Ce nouveau film plein d’émotions du réalisateur engagé et humaniste ken Loach, récompensé de la palme d’or au festival de Cannes, nous plonge au cœur d’une bataille que mènent Daniel Blake, menuisier anglais de 59 ans, qui a dû cesser toute activité suite à un problème au cœur, mais qui est pourtant contraint de devoir chercher un travail pour toucher le chômage, ainsi que Sandra, mère célibataire de deux enfants, obligée de vivre dans un logement sans chauffage ni électricité dans une ville qu’elle ne connaît pas. Dans ce combat qu’ils devront mener, ils tenteront de s’entraider pour sortir de cette situation de précarité comme on résiste contre un vent contraire. Ils devront faire face à nombre d’obstacles et aux aberrations administrative de l’aide sociale. Pour s’inscrire au pôle emploi, Daniel doit en effet créer son dossier sur le site internet, mais voilà, Daniel est charpentier et ne s’est jamais servi d’une souris d’ordinateur, les problèmes commencent, et ne s’arrangent pas avec des fils d’attente à n’en plus finir et des agents indisposés à écouter et à comprendre au delà des procédures légales. On a envie de crier à l’injustice aux côtés de Daniel, et on est pris d’un sentiment d’impuissance avec notre personnage principal incarné à merveille avec sobriété par Dave Johns.

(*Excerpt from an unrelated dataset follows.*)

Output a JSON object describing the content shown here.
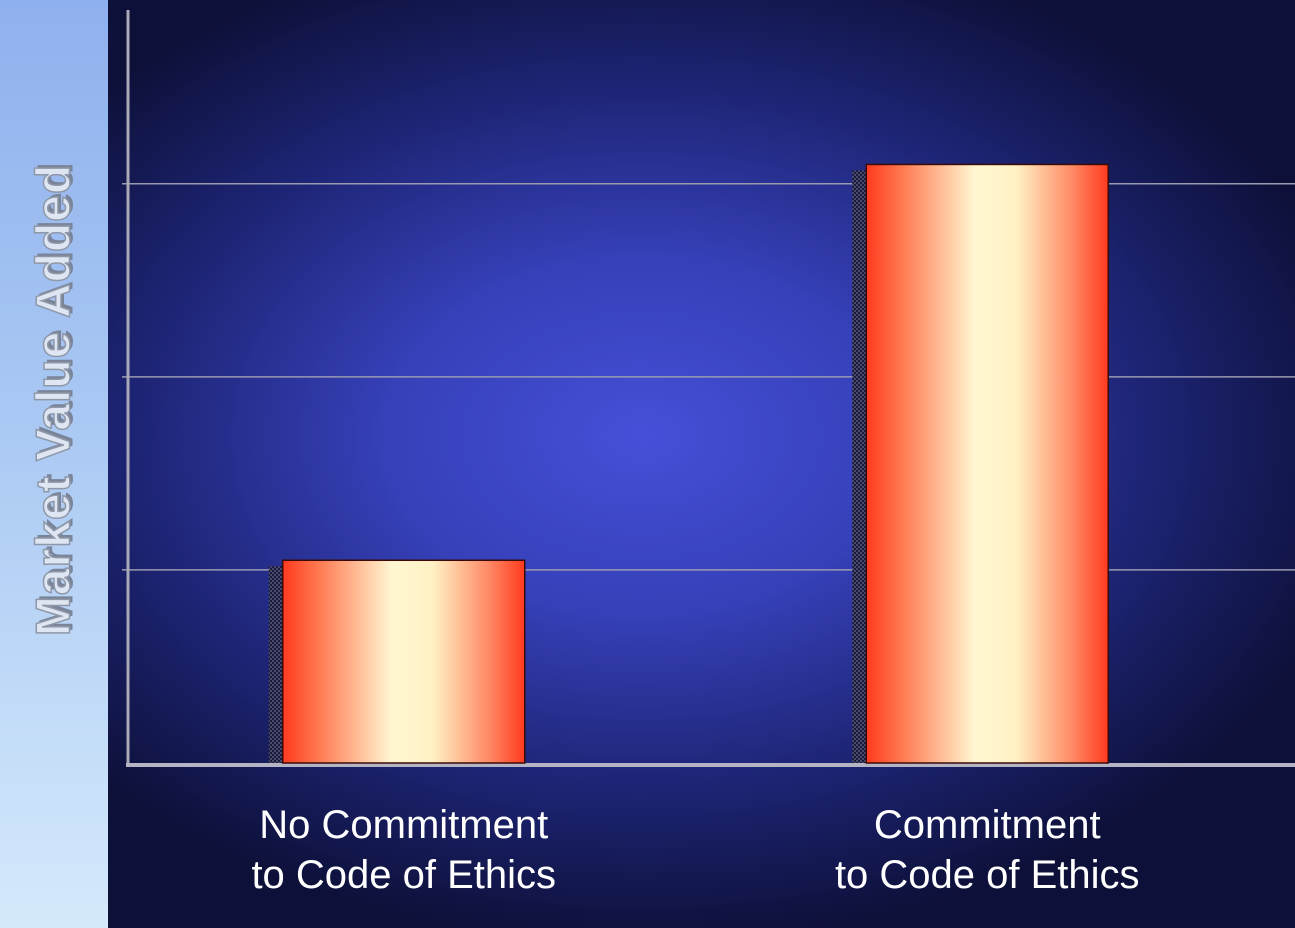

Ce film trace donc le récit de personnes qui luttent pour sauvegarder leur dignité, malgré les conséquences qu’impliquent parfois la précarité, comme le fait de devoir se rendre à la banque alimentaire ou plus grave encore de devoir recourir à la prostitution. Ces thèmes sont traités avec beaucoup de réalisme et de justesse, et éveillent en nous des valeurs d’entraide, de justice, et nous font ouvrir les yeux face aux réels problèmes que posent le chômage, certaines contradictions du système social, et la difficulté pour certains à trouver des repères dans un monde toujours plus marqué par le numérique et internet.